Para especialistas, no entanto, é preciso ir além das ações pontuais. Doutor em sociologia política e professor da Unisinos, Carlos Gadea acredita que o reforço no policiamento ostensivo é importante, mas o sucesso a longo prazo exige que sejam tomadas ações de inteligência para desmobilizar as fações criminosas que se aproximaram do bairro boêmio nos últimos anos. 

O resgate da via, no entanto, passa por um espectro ainda mais amplo na avaliação do pesquisador. Gadea defende que a revitalização do espaço, com melhorias na iluminação e na limpeza, por exemplo, favorece um convívio mais saudável entre as pessoas. 

— Houve uma deterioração do ambiente, inclusive, da parte urbanística. Isso vem acompanhado do deterioramento das relações sociais: lixo, sujeira, escuridão, pichações. É um lugar degradante do ponto de vista urbanístico. Há casos de cidades como Barcelona e Medellín que investiram em reformas urbanísticas e ganharam muito no combate à violência — diz. 

Doutora em urbanismo, Luciana Marson Fonseca destaca que as mudanças devem levar em consideração a atual realidade do bairro para serem bem-sucedidas. Ela avalia que é preciso investir no diálogo para construir uma saída que contemple os diferentes envolvidos: moradores, frequentadores e comerciantes, muitos com perfil heterogêneo: 

— Não existe uma resposta pronta. Ela tem de ser construída, tem de ser uma coisa coletiva. Caso seja uma saída imposta, há chance de virar um faroeste. 

Enquanto o conflito se alastra, o poder público movimenta-se em ritmo lento. Em 2017, a João Alfredo foi escolhida para se transformar em uma "rua completa" — uma via destinada a receber intervenções no trânsito e no mobiliário urbano com o objetivo de ampliar o espaço para pedestres, reduzir a área destinada aos carros e implantar vegetação e zonas de convívio. Mais de um ano depois, o projeto que prometia converter a via em exemplo de urbanismo e convívio para o resto da cidade ainda não saiu do papel. GaúchaZH pediu informações sobre o status da proposta à EPTC, mas não obteve retorno até a publicação desta reportagem.  

Clima de insegurança intimida frequentadores

Desde o ano passado, a Rua João Alfredo é destino certo para Josiane Barbosa de Oliveira, 38 anos, aos finais de semana. Mas não é pela boemia. Motorista de aplicativos, ela costuma buscar os clientes após as festas. 

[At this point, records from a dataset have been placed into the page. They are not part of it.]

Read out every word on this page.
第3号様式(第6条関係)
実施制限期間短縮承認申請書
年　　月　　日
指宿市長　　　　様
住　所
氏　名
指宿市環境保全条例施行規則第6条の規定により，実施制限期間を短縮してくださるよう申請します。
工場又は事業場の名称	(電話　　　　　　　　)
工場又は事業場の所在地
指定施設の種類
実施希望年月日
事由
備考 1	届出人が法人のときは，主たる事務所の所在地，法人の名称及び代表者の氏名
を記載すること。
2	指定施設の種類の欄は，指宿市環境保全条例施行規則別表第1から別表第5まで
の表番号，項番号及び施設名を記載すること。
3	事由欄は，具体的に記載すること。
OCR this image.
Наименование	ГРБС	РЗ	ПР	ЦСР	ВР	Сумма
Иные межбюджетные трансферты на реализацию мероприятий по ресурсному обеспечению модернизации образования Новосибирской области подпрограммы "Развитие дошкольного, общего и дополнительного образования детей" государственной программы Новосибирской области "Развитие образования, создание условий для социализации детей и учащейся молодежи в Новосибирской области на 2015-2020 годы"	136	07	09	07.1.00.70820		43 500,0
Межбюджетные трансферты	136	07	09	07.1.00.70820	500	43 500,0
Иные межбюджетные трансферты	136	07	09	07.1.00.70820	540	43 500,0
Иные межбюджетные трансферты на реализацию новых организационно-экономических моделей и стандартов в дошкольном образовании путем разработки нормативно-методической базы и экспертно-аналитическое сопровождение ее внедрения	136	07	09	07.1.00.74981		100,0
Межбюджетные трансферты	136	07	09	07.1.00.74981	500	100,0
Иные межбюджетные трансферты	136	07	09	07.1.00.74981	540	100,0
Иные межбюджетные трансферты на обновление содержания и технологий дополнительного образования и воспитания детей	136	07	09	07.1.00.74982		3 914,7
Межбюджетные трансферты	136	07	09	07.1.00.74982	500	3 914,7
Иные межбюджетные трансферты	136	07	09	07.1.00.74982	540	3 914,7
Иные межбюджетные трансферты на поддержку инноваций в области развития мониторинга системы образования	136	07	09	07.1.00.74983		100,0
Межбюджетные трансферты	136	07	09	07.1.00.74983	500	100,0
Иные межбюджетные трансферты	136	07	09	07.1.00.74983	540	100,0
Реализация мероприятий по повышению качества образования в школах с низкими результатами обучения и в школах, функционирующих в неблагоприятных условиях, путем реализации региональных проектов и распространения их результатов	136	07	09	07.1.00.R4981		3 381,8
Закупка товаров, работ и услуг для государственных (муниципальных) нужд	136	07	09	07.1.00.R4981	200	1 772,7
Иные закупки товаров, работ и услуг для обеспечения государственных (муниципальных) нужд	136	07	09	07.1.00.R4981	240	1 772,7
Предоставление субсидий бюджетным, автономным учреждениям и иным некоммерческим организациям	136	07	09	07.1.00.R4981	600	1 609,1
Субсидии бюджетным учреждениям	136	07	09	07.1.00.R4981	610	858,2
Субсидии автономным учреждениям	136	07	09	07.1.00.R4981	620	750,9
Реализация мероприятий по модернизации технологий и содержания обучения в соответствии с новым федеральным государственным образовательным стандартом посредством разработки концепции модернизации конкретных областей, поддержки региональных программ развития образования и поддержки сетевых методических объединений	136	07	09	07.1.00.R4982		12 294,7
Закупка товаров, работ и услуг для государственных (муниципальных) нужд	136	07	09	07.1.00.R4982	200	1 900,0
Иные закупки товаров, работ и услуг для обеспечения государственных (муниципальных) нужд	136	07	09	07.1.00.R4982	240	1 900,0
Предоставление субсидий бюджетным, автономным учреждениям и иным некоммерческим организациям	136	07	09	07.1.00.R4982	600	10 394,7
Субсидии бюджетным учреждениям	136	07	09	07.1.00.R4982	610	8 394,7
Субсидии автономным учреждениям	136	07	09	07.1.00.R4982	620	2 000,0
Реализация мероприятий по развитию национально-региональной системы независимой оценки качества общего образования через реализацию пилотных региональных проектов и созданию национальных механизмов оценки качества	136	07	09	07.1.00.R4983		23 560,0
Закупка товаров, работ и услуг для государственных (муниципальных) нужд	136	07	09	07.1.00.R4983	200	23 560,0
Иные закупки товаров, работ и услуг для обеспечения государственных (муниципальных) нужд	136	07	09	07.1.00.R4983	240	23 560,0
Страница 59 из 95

Não foi diferente no último sábado. Fazia cerca de meia hora que havia pegado uma menina na saída de uma festa quando recebeu mensagens em um grupo de WhatsApp que reúne outros motoristas avisando do tiroteio na via. 

— Levei a menina e pensei: "não volto mais lá hoje". Pela dificuldade de passar por ali. É perigoso para o motorista e para o pedestre. Batem no carro, e temos de andar porta travada, porque alguns tentam entrar. Gosto de festa também e sei que tem muita gente bacana, mas ali passou do limite — relata. 

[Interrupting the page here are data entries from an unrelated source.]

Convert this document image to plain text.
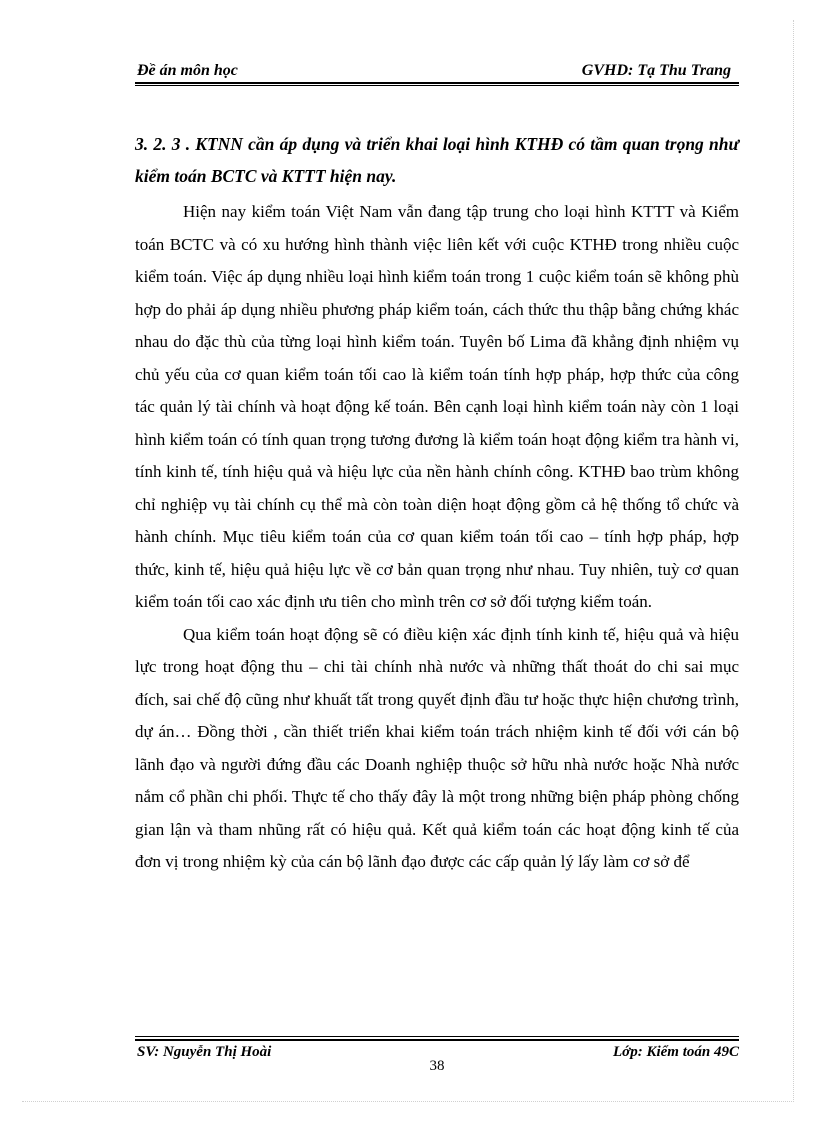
Đề án môn học	GVHD: Tạ Thu Trang
3. 2. 3 . KTNN cần áp dụng và triển khai loại hình KTHĐ có tầm quan trọng như kiểm toán BCTC và KTTT hiện nay.

Hiện nay kiểm toán Việt Nam vẫn đang tập trung cho loại hình KTTT và Kiểm toán BCTC và có xu hướng hình thành việc liên kết với cuộc KTHĐ trong nhiều cuộc kiểm toán. Việc áp dụng nhiều loại hình kiểm toán trong 1 cuộc kiểm toán sẽ không phù hợp do phải áp dụng nhiều phương pháp kiểm toán, cách thức thu thập bằng chứng khác nhau do đặc thù của từng loại hình kiểm toán. Tuyên bố Lima đã khẳng định nhiệm vụ chủ yếu của cơ quan kiểm toán tối cao là kiểm toán tính hợp pháp, hợp thức của công tác quản lý tài chính và hoạt động kế toán. Bên cạnh loại hình kiểm toán này còn 1 loại hình kiểm toán có tính quan trọng tương đương là kiểm toán hoạt động kiểm tra hành vi, tính kinh tế, tính hiệu quả và hiệu lực của nền hành chính công. KTHĐ bao trùm không chỉ nghiệp vụ tài chính cụ thể mà còn toàn diện hoạt động gồm cả hệ thống tổ chức và hành chính. Mục tiêu kiểm toán của cơ quan kiểm toán tối cao – tính hợp pháp, hợp thức, kinh tế, hiệu quả hiệu lực về cơ bản quan trọng như nhau. Tuy nhiên, tuỳ cơ quan kiểm toán tối cao xác định ưu tiên cho mình trên cơ sở đối tượng kiểm toán.

Qua kiểm toán hoạt động sẽ có điều kiện xác định tính kinh tế, hiệu quả và hiệu lực trong hoạt động thu – chi tài chính nhà nước và những thất thoát do chi sai mục đích, sai chế độ cũng như khuất tất trong quyết định đầu tư hoặc thực hiện chương trình, dự án… Đồng thời , cần thiết triển khai kiểm toán trách nhiệm kinh tế đối với cán bộ lãnh đạo và người đứng đầu các Doanh nghiệp thuộc sở hữu nhà nước hoặc Nhà nước nắm cổ phần chi phối. Thực tế cho thấy đây là một trong những biện pháp phòng chống gian lận và tham nhũng rất có hiệu quả. Kết quả kiểm toán các hoạt động kinh tế của đơn vị trong nhiệm kỳ của cán bộ lãnh đạo được các cấp quản lý lấy làm cơ sở để

SV: Nguyễn Thị Hoài	Lớp: Kiểm toán 49C
38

A insegurança percebida enquanto motorista veio depois daquela que sentia quando frequentadora, e que desmobilizou a ida a festas na João Alfredo, onde gostava principalmente de acompanhar os blocos de Carnaval. Desconfortável com a movimentação atípica, trocou as saídas na Cidade Baixa por bares no Moinhos de Vento.

O clima de insegurança preocupa comerciantes, que defendem o diálogo como forma de buscar alternativas e preservar a boemia no bairro. 

— O que houve no sábado é uma situação que acontecia nas periferias, onde também não deveria acontecer, e agora está no meio dos comércios, na Cidade Baixa. Não tem saída simples, mas as pessoas não podem se intimidar diante da violência. A gente acredita que dá para recuperar — diz o vice-presidente da Associação dos Comerciantes da Cidade Baixa, Eguer Viana.